この球の正体は、チーズ(おそらくブッラータチーズ?)だった。ピザの耳にもチーズが入っており、本場の美味しいチーズが「THISでもか(これでもか)」と使われている……。パン生地もめちゃくちゃ美味しかった。ちなみに私はサイゼリヤが大好きでよく利用するのだが、本場のピザはやはりちょっと“格”が違った。
お値段はビールと合わせて23ユーロ。イタリアは物価がやや高いのがネックだが、大満足で、私は次の国を目指した(日本→中国→イタリア→バチカン市国→ラトビア→エストニア→フィンランド→エストニア→ラトビア→スペイン→中国→日本の順で巡った。渡航日数は計9日間)。
1位は壺料理。大型ナイフを使ったパフォーマンスが最高すぎた
ベスト1位はトルコで食べた『壺ケバブ』を選出したい。この料理は素焼きの壺に、牛肉や鶏肉や羊肉、玉ねぎやトマトなどの野菜を入れ、壺の口を密閉して蒸し焼き(煮込み)にして調理する。まるで具だくさんのスープのような壺ケバブは、食材の旨味を逃がすことなく閉じ込めており、優しい味が心と体に染みる、染みる、染みる……。
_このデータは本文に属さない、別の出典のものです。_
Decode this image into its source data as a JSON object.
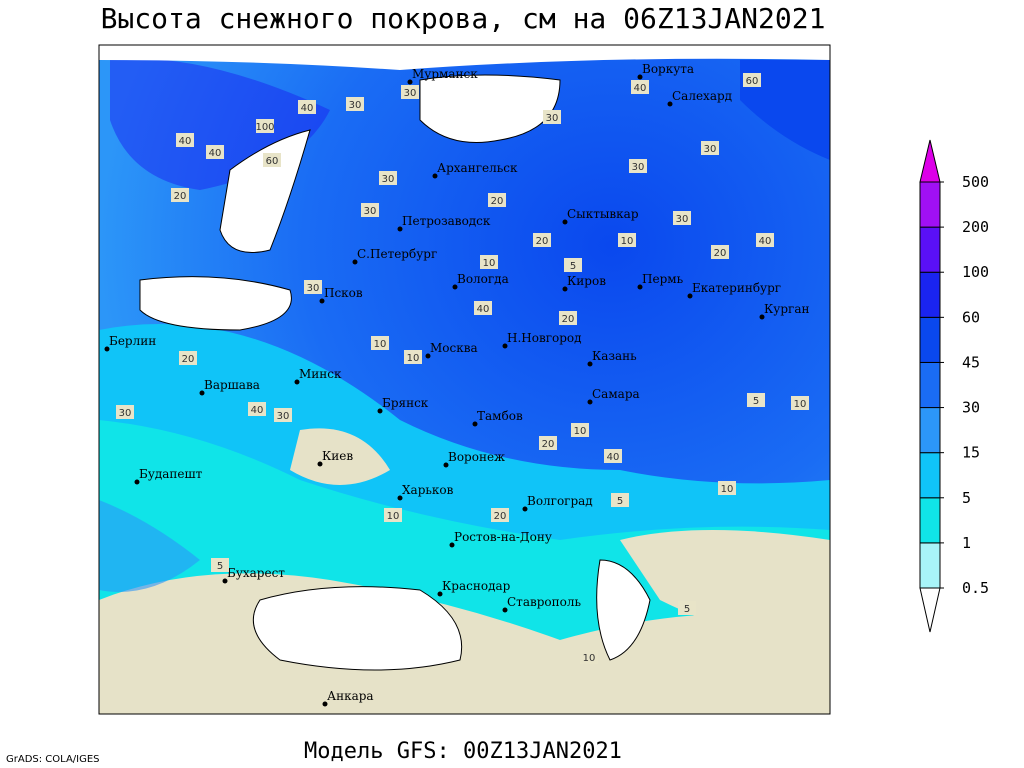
{
  "header": {
    "title": "Высота снежного покрова, см на 06Z13JAN2021"
  },
  "footer": {
    "model": "Модель GFS: 00Z13JAN2021",
    "credit": "GrADS: COLA/IGES"
  },
  "legend": {
    "levels": [
      0.5,
      1,
      5,
      15,
      30,
      45,
      60,
      100,
      200,
      500
    ],
    "colors": [
      "#ffffff",
      "#a8f4f8",
      "#10e4e8",
      "#10c4f8",
      "#2c96f8",
      "#1a6cf4",
      "#0a48ee",
      "#1a24f0",
      "#5a10f6",
      "#a010f4",
      "#dc00e8"
    ]
  },
  "cities": [
    {
      "name": "Мурманск"
    },
    {
      "name": "Воркута"
    },
    {
      "name": "Салехард"
    },
    {
      "name": "Архангельск"
    },
    {
      "name": "Сыктывкар"
    },
    {
      "name": "Петрозаводск"
    },
    {
      "name": "С.Петербург"
    },
    {
      "name": "Вологда"
    },
    {
      "name": "Киров"
    },
    {
      "name": "Пермь"
    },
    {
      "name": "Екатеринбург"
    },
    {
      "name": "Курган"
    },
    {
      "name": "Псков"
    },
    {
      "name": "Берлин"
    },
    {
      "name": "Москва"
    },
    {
      "name": "Н.Новгород"
    },
    {
      "name": "Казань"
    },
    {
      "name": "Минск"
    },
    {
      "name": "Варшава"
    },
    {
      "name": "Самара"
    },
    {
      "name": "Брянск"
    },
    {
      "name": "Тамбов"
    },
    {
      "name": "Киев"
    },
    {
      "name": "Воронеж"
    },
    {
      "name": "Будапешт"
    },
    {
      "name": "Харьков"
    },
    {
      "name": "Волгоград"
    },
    {
      "name": "Ростов-на-Дону"
    },
    {
      "name": "Бухарест"
    },
    {
      "name": "Краснодар"
    },
    {
      "name": "Ставрополь"
    },
    {
      "name": "Анкара"
    }
  ],
  "contour_labels": [
    40,
    30,
    30,
    100,
    40,
    60,
    40,
    30,
    20,
    30,
    40,
    60,
    30,
    20,
    30,
    30,
    30,
    20,
    10,
    5,
    10,
    20,
    40,
    30,
    40,
    20,
    10,
    10,
    20,
    30,
    40,
    30,
    40,
    20,
    10,
    5,
    10,
    10,
    5,
    20,
    10,
    5,
    5,
    10
  ]
}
壺ケバブの最大の魅力は、提供時に行われるパフォーマンスだ。まるで刀のような大型のナイフを使って、店員さんが壺を開封してくれる。素焼きの壺を少しずつ動かしながら、ナイフの刃でカンカンと叩き割ってくれるのだ。壺が空いた瞬間は湯気と匂いがブワッと広がり、食欲をそそる。

インパクトのあるパフォーマンス(写真:筆者撮影)

美味しそぉー!(写真:筆者撮影)
私は大型ナイフを持った店員さんと「サムライソード!」「サムライ!」と笑い合いながら、壺を開封してもらった。注文した壺ケバブには柔らかい羊肉がゴロゴロと入っており、臭みもなく、ホッとする味付けで文句なしで美味しい。お値段は2500円くらいで、山盛りのパンとライスとサラダがセットで付いてくる。
(余談)壺があったら入りたい…
これは余談だが、私はこの料理を食べた10時間後、人生で初めて「気球」に乗った。気球の籠の高さは、身長167センチの私の胸の高さくらい。上昇して30秒もしない内に、「これ完全に罰ゲームじゃん」と私は気が付いた。気球は高度1000メートルまで上昇後、ゆっくりと降下。私は「こ、恐過ぎる……」「壺があったら入りたい……」と嘆きながら、そのほとんどの時間を床にしゃがんで過ごしたのだった。